In agreeing to the passage of this motion, I understand that what is being sought is permission under standing order 183 for Mr King to be able to give evidence in respect of the proceedings of the Senate or a committee—in this instance, a committee.
The point I want to make is that this in no way affects the provisions of the Parliamentary Privileges Act 1987. That act was introduced for a vitally important purpose— that is, to protect the public and members of parliament. It ensures that senators, members and the public are able to engage in parliamentary processes, which includes committees, without the fear of action following what they might say or do within such processes. That protection is specifically set out in section 16 of the Parliamentary Privileges Act 1987.

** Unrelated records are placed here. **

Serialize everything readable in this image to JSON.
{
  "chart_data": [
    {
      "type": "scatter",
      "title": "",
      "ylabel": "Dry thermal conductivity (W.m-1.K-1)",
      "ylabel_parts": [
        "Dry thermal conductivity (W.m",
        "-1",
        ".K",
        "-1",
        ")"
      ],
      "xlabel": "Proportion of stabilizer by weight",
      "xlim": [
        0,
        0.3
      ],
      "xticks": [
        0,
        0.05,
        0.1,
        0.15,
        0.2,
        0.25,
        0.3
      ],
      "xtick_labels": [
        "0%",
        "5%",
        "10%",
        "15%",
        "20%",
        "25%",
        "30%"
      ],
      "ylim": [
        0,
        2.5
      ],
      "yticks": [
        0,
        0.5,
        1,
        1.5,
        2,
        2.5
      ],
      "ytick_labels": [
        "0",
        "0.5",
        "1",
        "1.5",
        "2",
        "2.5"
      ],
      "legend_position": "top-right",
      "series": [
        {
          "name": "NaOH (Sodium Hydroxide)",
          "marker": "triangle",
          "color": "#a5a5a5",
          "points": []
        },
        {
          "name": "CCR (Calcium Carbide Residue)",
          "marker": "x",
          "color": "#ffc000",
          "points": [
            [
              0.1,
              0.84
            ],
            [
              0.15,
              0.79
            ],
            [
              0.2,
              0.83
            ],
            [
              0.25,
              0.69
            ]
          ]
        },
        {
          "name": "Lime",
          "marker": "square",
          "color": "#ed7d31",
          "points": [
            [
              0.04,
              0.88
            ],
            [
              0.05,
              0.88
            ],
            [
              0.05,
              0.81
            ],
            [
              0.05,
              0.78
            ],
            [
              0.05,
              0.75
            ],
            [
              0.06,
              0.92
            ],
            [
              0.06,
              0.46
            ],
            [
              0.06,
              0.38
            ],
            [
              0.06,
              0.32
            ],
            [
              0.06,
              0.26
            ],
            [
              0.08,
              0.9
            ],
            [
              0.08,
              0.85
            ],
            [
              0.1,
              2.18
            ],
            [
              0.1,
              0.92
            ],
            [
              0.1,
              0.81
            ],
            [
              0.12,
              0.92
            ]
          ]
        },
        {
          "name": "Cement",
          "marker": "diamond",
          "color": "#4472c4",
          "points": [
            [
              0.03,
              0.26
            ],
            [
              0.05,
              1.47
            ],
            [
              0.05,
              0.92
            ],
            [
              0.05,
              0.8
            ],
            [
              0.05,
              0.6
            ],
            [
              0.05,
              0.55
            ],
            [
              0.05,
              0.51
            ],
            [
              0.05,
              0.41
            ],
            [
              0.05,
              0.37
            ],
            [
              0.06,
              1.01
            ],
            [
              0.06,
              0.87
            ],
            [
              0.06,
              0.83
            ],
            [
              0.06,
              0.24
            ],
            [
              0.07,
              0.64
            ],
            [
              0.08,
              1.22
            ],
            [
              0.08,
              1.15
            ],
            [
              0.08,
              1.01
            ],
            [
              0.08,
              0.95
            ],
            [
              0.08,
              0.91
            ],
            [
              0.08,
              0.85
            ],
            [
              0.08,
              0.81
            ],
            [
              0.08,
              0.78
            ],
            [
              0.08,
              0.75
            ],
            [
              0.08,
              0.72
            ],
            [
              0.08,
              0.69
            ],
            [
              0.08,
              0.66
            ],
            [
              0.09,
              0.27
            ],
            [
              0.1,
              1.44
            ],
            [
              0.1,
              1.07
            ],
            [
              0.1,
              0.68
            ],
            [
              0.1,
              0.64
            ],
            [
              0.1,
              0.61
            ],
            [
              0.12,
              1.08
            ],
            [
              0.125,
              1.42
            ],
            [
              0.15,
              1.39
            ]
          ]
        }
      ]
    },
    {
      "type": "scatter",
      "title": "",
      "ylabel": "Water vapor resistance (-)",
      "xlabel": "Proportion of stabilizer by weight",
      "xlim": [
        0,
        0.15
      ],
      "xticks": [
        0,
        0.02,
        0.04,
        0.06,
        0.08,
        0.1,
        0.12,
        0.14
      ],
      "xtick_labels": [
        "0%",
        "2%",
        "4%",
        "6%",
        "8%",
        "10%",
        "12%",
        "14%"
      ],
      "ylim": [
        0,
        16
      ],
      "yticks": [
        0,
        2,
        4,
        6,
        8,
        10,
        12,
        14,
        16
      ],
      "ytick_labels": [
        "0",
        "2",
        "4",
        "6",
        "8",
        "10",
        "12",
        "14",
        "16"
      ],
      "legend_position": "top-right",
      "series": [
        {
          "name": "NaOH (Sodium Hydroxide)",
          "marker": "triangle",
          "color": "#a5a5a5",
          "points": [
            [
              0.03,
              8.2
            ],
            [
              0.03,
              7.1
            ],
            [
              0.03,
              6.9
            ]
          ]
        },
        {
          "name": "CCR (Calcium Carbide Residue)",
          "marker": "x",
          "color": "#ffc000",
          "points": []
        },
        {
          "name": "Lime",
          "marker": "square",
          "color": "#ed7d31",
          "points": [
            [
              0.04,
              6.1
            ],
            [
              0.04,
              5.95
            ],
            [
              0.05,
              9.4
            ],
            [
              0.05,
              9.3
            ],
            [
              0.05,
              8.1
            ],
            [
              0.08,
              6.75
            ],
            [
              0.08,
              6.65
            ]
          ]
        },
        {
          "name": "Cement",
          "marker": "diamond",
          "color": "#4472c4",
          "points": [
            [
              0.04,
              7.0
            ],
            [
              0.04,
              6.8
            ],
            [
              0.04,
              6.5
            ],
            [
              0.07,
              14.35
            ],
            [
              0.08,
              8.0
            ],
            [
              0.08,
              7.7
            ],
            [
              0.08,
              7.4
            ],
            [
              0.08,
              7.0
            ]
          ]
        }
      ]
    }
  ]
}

I will not read that section in full, but the point I am wishing to make and put on the record is that, whilst we are agreeing to let this official attend the court to give evidence of a formal or procedural nature, as that is what is being sought by one of the senators, we are in no way—even if we had the power to do so, which I do not think we do—agreeing to waive principles of parliamentary privilege as they might exist in the common law or as they have been codified within the Parliamentary Privileges Act 1987.
My interpretation of those privileges is that the immunity prevents evidence of parliamentary proceedings being used in any substantive way in proceedings before the court or the tribunal, either to support an action or to provide a defence. It would be an intolerable situation if officials of the parliament were being called to help build a case for either the plaintiff or the defendant.
That situation would put officials of the parliament in impossible positions, because they simply would not be able to carry on their work in the future in a way we would expect of them. They would not be able to give advice to senators in a way we would expect of them. It would inhibit their work in such a way that the proceedings of the parliament, either in the Senate or through its committees, would become unworkable. I put on the record that we expect parliamentary privileges and the full conditions of the act to continue, notwithstanding this motion.